Il est midi, Bianca entre au café de Flore, s’assoit et commande un expresso en essayant de paraître naturelle. Pourtant, elle peine à ouvrir l’emballage de son sucre, le fait tomber trois fois, tapote nerveusement le bord de la soucoupe avec la cuillère, puis, lorsqu’elle prend la tasse, sa main tremble tellement qu’elle en verse la moitié sur la table. Voulant essuyer avec une serviette, son coude tape contre l’anse, la tasse se vide entièrement. Après quelques jurons, elle commande un autre café.
Soudain, l’un des serveurs attire son attention, lui aussi semble nerveux, il vient de faire tomber un plateau rempli de verres. Elle suit ses gestes attentivement, constate qu’il fait preuve de beaucoup de maladresse, croise son regard et le détourne très vite. Elle remarque aussi que plusieurs personnes l’observent depuis déjà un certain temps. Bianca se sent de plus en plus mal à l’aise, boit une gorgée de son second café, grimace, il est froid. Elle surveille chaque battement de porte, détaille toute personne qui entre, quand soudain, une femme vêtue d’une robe sombre et les bras couvert de tatouages s’approche d’elle. Bianca la fixe avec un regard interrogateur, le cœur battant à une allure folle. Finalement ce n’est que la patronne qui vient la prévenir d’un coup de fil qui lui est destiné.

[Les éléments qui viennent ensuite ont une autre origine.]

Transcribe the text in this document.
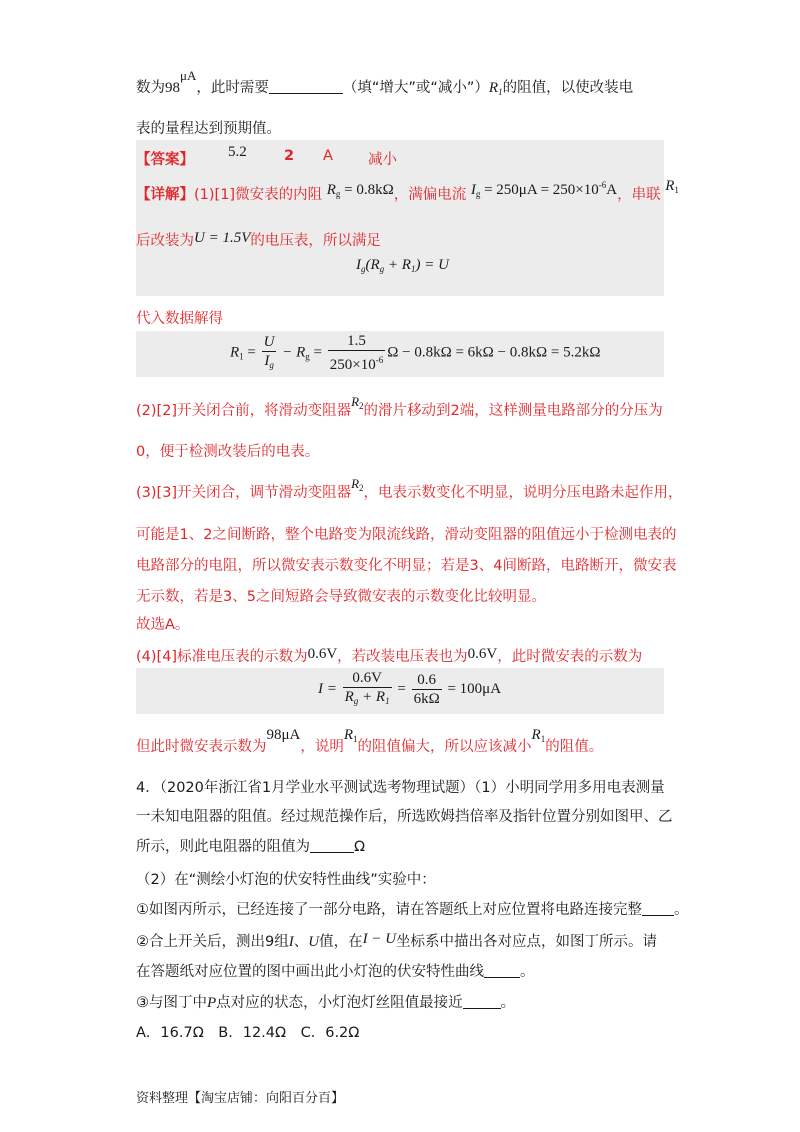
数为98μA，此时需要	（填“增大”或“减小$”)R_1$的阻值，以使改装电
表的量程达到预期值。
【答案】 5.2	2 A 减小
【详解】(1)[1]微安表的内阻 $R_g = 0.8k\Omega$，满偏电流 $I_g = 250\mu A = 250\times 10^{-6}A$，串联 $R^1$
后改装为U = 1.5V的电压表，所以满足
$I_g(R_g + R_1) = U$
代入数据解得
$R_1 = \frac{U}{I_g} - R_g = \frac{1.5}{250\times 10^{-6}}$ Ω − 0.8kΩ = 6kΩ − 0.8kΩ = 5.2kΩ
(2)[2]开关闭合前，将滑动变阻器$R^2$的滑片移动到2端，这样测量电路部分的分压为
0，便于检测改装后的电表。
(3)[3]开关闭合，调节滑动变阻器$R^2$，电表示数变化不明显，说明分压电路未起作用，
可能是1、2之间断路，整个电路变为限流线路，滑动变阻器的阻值远小于检测电表的
电路部分的电阻，所以微安表示数变化不明显；若是3、4间断路，电路断开，微安表
无示数，若是3、5之间短路会导致微安表的示数变化比较明显。
故选A。
(4)[4]标准电压表的示数为0.6V，若改装电压表也为0.6V，此时微安表的示数为
$I = \frac{0.6V}{R_g + R_1} = \frac{0.6}{6k\Omega} = 100\mu A$
但此时微安表示数为98μA，说明$R^1$的阻值偏大，所以应该减小$R^1$的阻值。
4．（2020年浙江省1月学业水平测试选考物理试题）（1）小明同学用多用电表测量
一未知电阻器的阻值。经过规范操作后，所选欧姆挡倍率及指针位置分别如图甲、乙
所示，则此电阻器的阻值为	Ω
（2）在“测绘小灯泡的伏安特性曲线”实验中：
①如图丙所示，已经连接了一部分电路，请在答题纸上对应位置将电路连接完整 。
②合上开关后，测出9组I、U值，在I − U坐标系中描出各对应点，如图丁所示。请
在答题纸对应位置的图中画出此小灯泡的伏安特性曲线 。
③与图丁中P点对应的状态，小灯泡灯丝阻值最接近	。
A．16.7Ω　B．12.4Ω　C．6.2Ω
资料整理【淘宝店铺：向阳百分百】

La jeune femme se lève, prend le téléphone et répond :
« Oui ?
- Est-ce bien Bianca Fuocco ? lui demande une voix trafiquée, métallique.
- Oui, c’est moi, qui êtes-vous ?
- Ce n’est pas à vous de poser des questions. Si vous tenez à votre frère, retrouvez-nous au 41, rue du Four. A vingt-et-une heure.
- D’a… d’accord.
- Au fait, n’oubliez pas le cadeau d’anniversaire ! »
Et la personne raccroche brutalement. C’est grotesque. Pourquoi cette allusion au livre de Jules Verne acheté pour Alain ? C’est le manuscrit qu’ils veulent, et l’amulette, pas Voyage au Centre de la Terre, même si cet exemplaire est rare et magnifique ! Et surtout, comment sont-ils au courant pour son anniversaire, pour le cadeau ? L’ont-ils suivi depuis longtemps ? L’espionnent-ils même chez elle ?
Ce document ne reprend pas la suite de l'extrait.